Ratings1,086
Average rating3.9
Quite moved by how much I liked this book. The best I can do is pick up a few lines from it and write some wounded memories around them.
“It is difficult–it is very difficult, to befriend where you wish to consume, to find those who, when they ask Do I have you still, when they end a letter with Yours, mean it in any substantive way.”
As the all-time King of reading too much into words and writing too much into them too deeply, I found this so moving to read. It speaks to the yearning that starts to grow in you when you see their face and think of their voice, and you hang on to everything they say, hoping for some sign, but not trusting yourself enough not to invent it (“I am so good at missing things. At making myself not see.”). How to keep love on a shallow level without drowning yourself to go deeper?
“Letters are structures, not events. Yours give me a place to live inside.”

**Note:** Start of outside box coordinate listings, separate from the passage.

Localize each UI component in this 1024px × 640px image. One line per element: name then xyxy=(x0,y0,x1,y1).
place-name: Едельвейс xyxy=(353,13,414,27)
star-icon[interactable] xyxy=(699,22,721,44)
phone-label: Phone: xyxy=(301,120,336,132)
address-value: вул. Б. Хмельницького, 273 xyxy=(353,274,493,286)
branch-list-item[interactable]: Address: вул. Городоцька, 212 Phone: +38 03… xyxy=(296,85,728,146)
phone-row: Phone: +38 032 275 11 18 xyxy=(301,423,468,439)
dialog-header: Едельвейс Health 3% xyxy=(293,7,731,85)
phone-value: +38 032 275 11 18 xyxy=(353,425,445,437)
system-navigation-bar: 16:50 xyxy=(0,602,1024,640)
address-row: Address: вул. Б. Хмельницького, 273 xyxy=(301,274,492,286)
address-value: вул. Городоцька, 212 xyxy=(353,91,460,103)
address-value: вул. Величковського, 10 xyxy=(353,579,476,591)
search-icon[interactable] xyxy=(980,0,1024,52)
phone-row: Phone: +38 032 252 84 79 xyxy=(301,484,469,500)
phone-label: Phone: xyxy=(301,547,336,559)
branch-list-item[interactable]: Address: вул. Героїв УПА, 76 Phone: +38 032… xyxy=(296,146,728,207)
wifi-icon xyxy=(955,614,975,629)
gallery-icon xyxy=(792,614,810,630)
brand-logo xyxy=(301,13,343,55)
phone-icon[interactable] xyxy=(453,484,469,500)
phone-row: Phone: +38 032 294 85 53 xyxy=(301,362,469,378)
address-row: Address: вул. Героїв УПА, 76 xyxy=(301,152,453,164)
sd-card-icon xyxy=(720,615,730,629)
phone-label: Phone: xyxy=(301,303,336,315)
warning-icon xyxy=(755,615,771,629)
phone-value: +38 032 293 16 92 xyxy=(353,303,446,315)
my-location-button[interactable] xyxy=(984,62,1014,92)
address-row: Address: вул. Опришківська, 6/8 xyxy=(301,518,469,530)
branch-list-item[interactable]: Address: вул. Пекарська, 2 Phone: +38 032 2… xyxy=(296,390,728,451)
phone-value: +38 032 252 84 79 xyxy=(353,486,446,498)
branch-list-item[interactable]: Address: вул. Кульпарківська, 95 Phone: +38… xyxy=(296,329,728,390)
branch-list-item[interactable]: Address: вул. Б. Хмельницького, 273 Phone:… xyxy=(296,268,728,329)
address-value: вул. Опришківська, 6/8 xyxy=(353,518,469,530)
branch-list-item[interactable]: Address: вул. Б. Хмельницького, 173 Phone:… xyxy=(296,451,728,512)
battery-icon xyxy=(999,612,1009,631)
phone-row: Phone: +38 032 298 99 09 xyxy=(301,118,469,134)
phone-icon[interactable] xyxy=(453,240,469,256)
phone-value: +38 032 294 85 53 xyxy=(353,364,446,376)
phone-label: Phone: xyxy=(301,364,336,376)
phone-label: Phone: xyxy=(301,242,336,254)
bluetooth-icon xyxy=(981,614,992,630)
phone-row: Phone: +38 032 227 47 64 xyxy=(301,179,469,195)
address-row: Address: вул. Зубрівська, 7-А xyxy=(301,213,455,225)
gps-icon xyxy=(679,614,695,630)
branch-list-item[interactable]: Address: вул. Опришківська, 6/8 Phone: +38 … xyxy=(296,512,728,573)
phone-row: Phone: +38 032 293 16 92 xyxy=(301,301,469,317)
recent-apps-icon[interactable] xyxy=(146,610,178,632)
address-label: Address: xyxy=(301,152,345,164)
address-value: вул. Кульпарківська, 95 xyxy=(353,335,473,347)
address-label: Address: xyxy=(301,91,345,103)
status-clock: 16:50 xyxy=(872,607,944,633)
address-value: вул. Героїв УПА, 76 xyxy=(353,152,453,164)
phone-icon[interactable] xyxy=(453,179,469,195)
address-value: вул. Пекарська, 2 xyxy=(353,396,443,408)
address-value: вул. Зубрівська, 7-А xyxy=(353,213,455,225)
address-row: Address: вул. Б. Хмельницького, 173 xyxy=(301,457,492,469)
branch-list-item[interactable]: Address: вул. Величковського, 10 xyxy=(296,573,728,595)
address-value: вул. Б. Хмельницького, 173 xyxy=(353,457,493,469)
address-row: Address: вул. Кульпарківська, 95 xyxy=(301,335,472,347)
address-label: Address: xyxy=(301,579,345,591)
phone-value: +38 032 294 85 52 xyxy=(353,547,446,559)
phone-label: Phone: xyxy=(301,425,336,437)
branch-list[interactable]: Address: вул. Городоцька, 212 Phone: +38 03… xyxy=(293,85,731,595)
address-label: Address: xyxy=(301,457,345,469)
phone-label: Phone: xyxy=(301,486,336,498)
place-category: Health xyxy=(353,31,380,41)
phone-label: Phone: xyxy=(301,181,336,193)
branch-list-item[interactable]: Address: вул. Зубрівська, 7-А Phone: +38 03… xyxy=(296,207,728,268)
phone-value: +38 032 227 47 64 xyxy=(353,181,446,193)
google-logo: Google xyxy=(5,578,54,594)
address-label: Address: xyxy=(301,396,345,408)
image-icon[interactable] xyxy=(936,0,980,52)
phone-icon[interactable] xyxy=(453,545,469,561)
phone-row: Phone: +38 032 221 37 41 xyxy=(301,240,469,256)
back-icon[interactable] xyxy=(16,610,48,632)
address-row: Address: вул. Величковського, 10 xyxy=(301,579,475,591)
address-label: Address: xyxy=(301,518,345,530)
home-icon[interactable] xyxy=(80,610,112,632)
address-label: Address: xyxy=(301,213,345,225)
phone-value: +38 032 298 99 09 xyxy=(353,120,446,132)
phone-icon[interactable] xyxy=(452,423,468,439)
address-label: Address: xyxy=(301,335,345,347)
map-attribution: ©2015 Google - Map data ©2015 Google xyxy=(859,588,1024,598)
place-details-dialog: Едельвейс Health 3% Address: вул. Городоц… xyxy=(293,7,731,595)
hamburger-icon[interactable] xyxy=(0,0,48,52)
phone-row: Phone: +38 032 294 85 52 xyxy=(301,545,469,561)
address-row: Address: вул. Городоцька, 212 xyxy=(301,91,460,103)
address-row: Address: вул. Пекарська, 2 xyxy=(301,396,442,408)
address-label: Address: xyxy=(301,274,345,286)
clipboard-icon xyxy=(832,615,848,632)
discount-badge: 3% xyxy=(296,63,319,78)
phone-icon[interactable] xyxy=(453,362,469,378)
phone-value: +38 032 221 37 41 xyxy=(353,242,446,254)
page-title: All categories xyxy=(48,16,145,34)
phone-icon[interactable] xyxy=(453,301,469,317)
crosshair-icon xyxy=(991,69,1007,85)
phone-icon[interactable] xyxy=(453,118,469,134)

A place to live inside. Someone once told me they'd written me a letter about what I meant to them as a friend and a person. Months later we were at a crossroads and missed each other, and they said they would mail it. Some months later, on my last gray morning in Chicago, the very last thing I did when all my possessions were packed into an SUV, and my cat sat in its front seat, I checked my mailbox. It was heartbreaking never to receive it, and to wonder about meaning so little on that long drive across the country. Unmoored.
“I hope you can forgive this. To be soft, for me, is so often pretense, and pretense does not come easily while writing to you.”
I loved the anxiety manifesting through the characters being nervous about their writing - and talking about their nervousness in their writing. How many hours have we all spent staring at half-written e-mails, texts? How many to regret what's written and left unwritten?
“But when I think of you, I want to be alone together.”
Just beautiful.
PS: I have some G Lalo paper that the authors cite in the Acknowledgements and can attest that it's lovely to write on. Personally, I prefer Original Crown Mill's Pure Cotton paper, and if you ever get a letter from me, that's probably what it's written on <3.